Hence, I began thinking about possible downsides of this research– Where are the dangers? The pitfalls? Around 2005, the first studies of roomba, the robot vacuum cleaners, came out. Surprisingly, it turned out that people treated them as pets, except that these robots had no pet-like features, such as emotions, furs and eyes. They didn’t look at all like an animal, they looked like discs. But the very fact that these robots moved autonomously projected agency to the people. This evolutionarily developed trait lead to people asking, “what is the robot doing? What goals do they have?”
This, in turn, led me to think about how very simple mechanisms that evolution has adapted us for could come to haunt us with such technological devices because we might believe that there is an agent inside the robot, when it is actually not there. We may think they have certain mental states, where there are none. Consequently, I wrote about the dangers of the unidirectional emotional bonds that I suspected would likely form from long term interactions between autonomous social robots and humans.
For example, studies with the Roomba show that the humans often show gratitude towards the robot, which is almost bizarre, because no one experiences gratitude towards a dish washer. You buy a dish washer because it is supposed to wash your dishes and you are not grateful that it does. But with the Roomba, people are grateful that it cleans the house– so much so that the people will sometimes clean for the robot.
So we asked, why is that? My collaborators and I laid out a framework that attempted to explain why people are likely to form these relationships with machines, where then I take it as my role as a designer of robots to try to miniize that because if the robots cannot live up to human expectations, they could ultimately cause harm to people.
Q) Your collaboration with Professor Malle of the Brown moral cognition lab has led to several papers recently that have formed the framework for a morally competent robot. Could you tell us about how this partnership started?
A) The collaboration started as a part of the grant proposal that we worked on together and in the context of the grant proposal, we really brainstormed on what it would take for a robot to be socially fit and be autonomous in human societies. What capabilities do you need in the system so that it turns out to be a useful helper to humanity, societies and not cause harm.
One of the key fundamental aspects about human social groups and societies is the social and moral normative expectations that we carry. They are interwoven with the societal fabric, the rules that we live by and use all the time in everyday behavior. Bertrand Malle is particularly expert on some of the moral aspects related to blame, working extensively on blame models and the blame processes and how people use that as a social regulative, to correct those who have moral transgressions.
If social robots are not aware of the social expectations, they will likely violate them. When they violate them, they could cause from emotional and physical harm to humans, so it is clear that these robots need an understanding of our social normative expectations and we must consider what the robots must have to have those capabilities.

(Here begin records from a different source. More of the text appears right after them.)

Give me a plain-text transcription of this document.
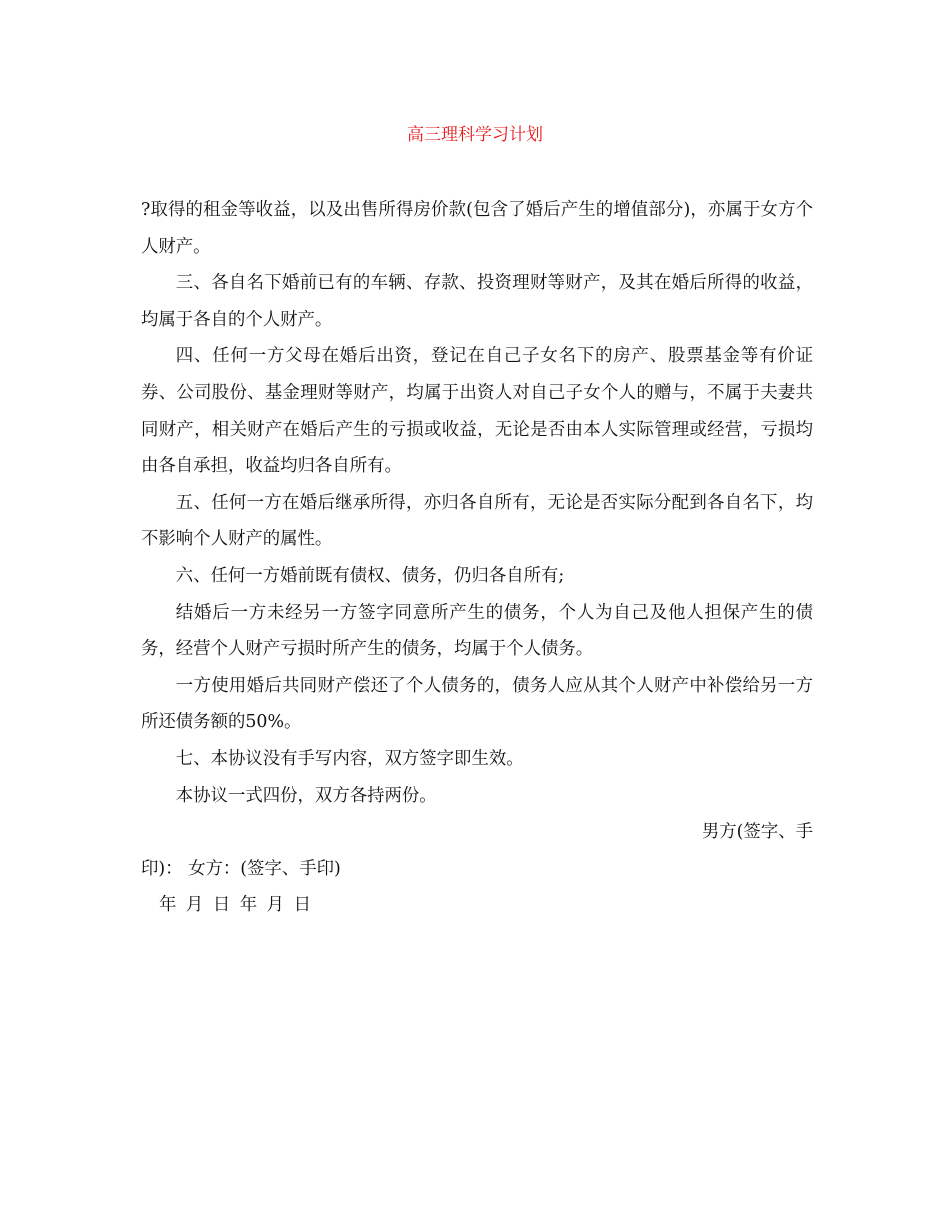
高三理科学习计划

?取得的租金等收益，以及出售所得房价款(包含了婚后产生的增值部分)，亦属于女方个人财产。

三、各自名下婚前已有的车辆、存款、投资理财等财产，及其在婚后所得的收益，均属于各自的个人财产。

四、任何一方父母在婚后出资，登记在自己子女名下的房产、股票基金等有价证券、公司股份、基金理财等财产，均属于出资人对自己子女个人的赠与，不属于夫妻共同财产，相关财产在婚后产生的亏损或收益，无论是否由本人实际管理或经营，亏损均由各自承担，收益均归各自所有。

五、任何一方在婚后继承所得，亦归各自所有，无论是否实际分配到各自名下，均不影响个人财产的属性。

六、任何一方婚前既有债权、债务，仍归各自所有;

结婚后一方未经另一方签字同意所产生的债务，个人为自己及他人担保产生的债务，经营个人财产亏损时所产生的债务，均属于个人债务。

一方使用婚后共同财产偿还了个人债务的，债务人应从其个人财产中补偿给另一方所还债务额的50%。

七、本协议没有手写内容，双方签字即生效。

本协议一式四份，双方各持两份。

男方(签字、手

印)： 女方：(签字、手印)

年 月 日 年 月 日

These questions lead to the five component framework, which tries to show that there are different aspects to moral competence. We specifically left out the philosophical question of whether the robots are moral agents or not to focus on the computational mechanism, the functionality the robot would have to have to be a functional agent. That is what we mean by moral competence.

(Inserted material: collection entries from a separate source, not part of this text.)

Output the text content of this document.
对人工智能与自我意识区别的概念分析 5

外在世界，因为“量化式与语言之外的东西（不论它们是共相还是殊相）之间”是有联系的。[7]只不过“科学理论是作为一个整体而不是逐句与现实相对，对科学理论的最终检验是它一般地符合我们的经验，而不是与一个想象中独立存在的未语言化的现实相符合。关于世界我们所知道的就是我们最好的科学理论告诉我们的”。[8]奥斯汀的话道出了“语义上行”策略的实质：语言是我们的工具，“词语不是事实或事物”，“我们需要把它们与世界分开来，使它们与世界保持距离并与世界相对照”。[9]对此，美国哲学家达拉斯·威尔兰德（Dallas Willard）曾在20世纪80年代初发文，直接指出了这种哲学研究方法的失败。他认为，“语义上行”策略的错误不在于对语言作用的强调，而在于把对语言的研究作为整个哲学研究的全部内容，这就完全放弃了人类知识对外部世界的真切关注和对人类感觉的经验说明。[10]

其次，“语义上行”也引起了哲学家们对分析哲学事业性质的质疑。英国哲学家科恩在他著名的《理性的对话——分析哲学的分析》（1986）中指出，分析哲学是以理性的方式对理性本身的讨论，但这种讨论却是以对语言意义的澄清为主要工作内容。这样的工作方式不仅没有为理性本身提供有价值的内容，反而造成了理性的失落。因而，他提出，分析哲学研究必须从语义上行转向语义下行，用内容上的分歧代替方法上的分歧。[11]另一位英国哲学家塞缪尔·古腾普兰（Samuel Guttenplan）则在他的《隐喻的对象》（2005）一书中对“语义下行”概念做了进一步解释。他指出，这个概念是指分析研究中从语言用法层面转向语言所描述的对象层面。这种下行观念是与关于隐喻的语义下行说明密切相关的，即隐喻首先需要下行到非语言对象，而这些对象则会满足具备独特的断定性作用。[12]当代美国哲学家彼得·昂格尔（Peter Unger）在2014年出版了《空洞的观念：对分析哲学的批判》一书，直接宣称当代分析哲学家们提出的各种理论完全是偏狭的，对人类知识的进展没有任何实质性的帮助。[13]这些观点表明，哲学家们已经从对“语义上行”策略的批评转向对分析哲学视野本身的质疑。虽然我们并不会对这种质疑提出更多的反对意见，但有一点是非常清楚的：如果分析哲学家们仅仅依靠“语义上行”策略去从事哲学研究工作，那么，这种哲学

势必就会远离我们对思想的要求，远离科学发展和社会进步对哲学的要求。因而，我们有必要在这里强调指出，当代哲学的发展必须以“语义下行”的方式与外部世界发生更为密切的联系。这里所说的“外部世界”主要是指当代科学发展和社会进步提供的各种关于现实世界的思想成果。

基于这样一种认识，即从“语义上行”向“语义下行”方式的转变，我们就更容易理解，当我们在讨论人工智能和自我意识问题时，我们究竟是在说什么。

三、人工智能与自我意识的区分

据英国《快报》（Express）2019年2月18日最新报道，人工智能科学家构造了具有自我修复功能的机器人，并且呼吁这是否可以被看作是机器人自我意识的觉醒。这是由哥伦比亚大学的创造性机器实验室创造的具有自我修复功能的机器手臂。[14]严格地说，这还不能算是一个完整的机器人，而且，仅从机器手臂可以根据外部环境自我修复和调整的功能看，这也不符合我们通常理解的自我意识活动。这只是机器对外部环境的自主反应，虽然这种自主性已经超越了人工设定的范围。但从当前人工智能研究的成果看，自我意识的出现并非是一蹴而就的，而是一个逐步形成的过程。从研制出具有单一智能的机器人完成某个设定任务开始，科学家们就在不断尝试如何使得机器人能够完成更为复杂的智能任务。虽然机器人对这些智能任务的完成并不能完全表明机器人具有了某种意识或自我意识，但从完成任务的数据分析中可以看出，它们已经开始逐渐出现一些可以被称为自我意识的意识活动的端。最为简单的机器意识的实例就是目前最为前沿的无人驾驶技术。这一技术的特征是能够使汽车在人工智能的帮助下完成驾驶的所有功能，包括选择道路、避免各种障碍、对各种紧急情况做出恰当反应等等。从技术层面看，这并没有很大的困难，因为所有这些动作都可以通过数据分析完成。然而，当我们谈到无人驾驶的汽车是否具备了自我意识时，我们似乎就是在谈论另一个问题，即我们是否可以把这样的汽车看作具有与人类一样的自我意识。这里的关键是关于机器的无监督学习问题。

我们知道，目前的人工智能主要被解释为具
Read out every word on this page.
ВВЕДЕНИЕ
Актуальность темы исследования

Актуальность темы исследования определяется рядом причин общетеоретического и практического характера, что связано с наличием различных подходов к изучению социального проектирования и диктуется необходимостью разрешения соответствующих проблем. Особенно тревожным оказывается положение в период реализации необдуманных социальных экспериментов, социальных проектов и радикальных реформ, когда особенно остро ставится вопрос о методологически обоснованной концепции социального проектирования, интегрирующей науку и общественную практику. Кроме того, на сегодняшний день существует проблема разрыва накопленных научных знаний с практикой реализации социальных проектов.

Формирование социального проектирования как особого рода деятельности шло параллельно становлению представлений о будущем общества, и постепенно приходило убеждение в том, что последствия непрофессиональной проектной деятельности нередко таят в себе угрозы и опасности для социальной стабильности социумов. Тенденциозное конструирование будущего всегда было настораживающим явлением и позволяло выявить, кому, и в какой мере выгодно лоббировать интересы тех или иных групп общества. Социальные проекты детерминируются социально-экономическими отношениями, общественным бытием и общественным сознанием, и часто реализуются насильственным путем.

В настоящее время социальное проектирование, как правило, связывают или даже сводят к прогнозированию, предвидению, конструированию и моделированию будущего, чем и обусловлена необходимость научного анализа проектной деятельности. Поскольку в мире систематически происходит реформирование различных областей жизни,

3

The core representation morally competent robots need to have is a representation of norms that allows them to get activated when the robot observes a scene with a norm violation. How does the robot notice that? Also, how does the robot learn and reason with these norms? Are there emotional aspects to normative processing and how are they related to the robot’s actions? And how are actions treated, as a result of norms being instantiated?

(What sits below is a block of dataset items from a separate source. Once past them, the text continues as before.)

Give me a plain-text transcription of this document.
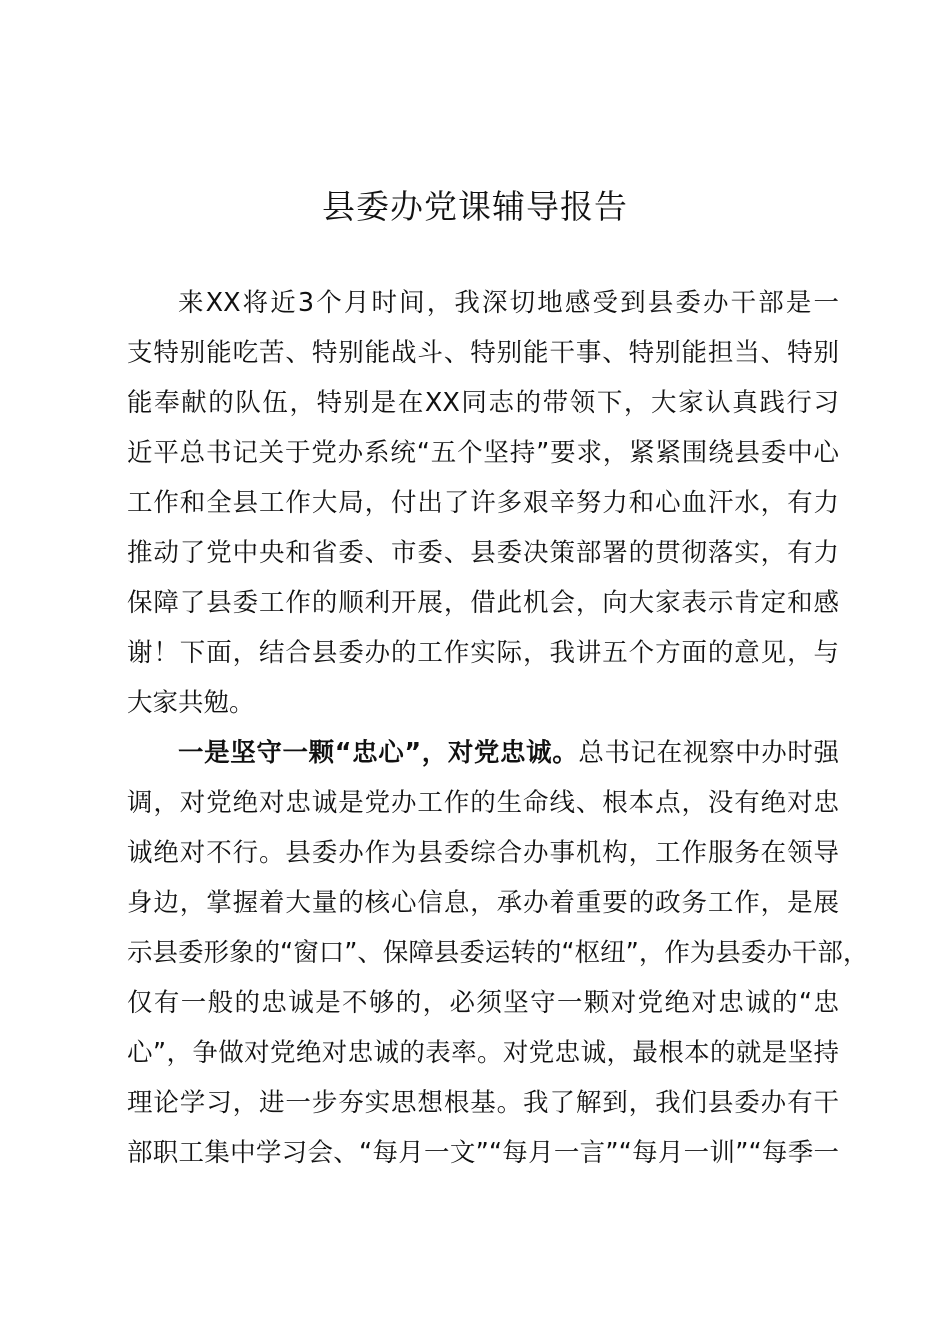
县委办党课辅导报告
来XX将近3个月时间，我深切地感受到县委办干部是一
支特别能吃苦、特别能战斗、特别能干事、特别能担当、特别
能奉献的队伍，特别是在XX同志的带领下，大家认真践行习
近平总书记关于党办系统“五个坚持”要求，紧紧围绕县委中心
工作和全县工作大局，付出了许多艰辛努力和心血汗水，有力
推动了党中央和省委、市委、县委决策部署的贯彻落实，有力
保障了县委工作的顺利开展，借此机会，向大家表示肯定和感
谢！下面，结合县委办的工作实际，我讲五个方面的意见，与
大家共勉。
一是坚守一颗“忠心”，对党忠诚。总书记在视察中办时强
调，对党绝对忠诚是党办工作的生命线、根本点，没有绝对忠
诚绝对不行。县委办作为县委综合办事机构，工作服务在领导
身边，掌握着大量的核心信息，承办着重要的政务工作，是展
示县委形象的“窗口”、保障县委运转的“枢纽”，作为县委办干部，
仅有一般的忠诚是不够的，必须坚守一颗对党绝对忠诚的“忠
心”，争做对党绝对忠诚的表率。对党忠诚，最根本的就是坚持
理论学习，进一步夯实思想根基。我了解到，我们县委办有干
部职工集中学习会、“每月一文”“每月一言”“每月一训”“每季一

Then we are interested in the communications aspect. Blame is a really good example, where in different ways people reprimand others or chide them for moral transgressions. So robots would have to understand when they are commiting a norm violation or even when people committing them. If robots violate a rule, then they must respond appropriately because that is what we expect from other people. To understand when they did wrong and know when to apologize, or know when to show that it was unintentional and be able to explain themselves are some of the areas we are working on today.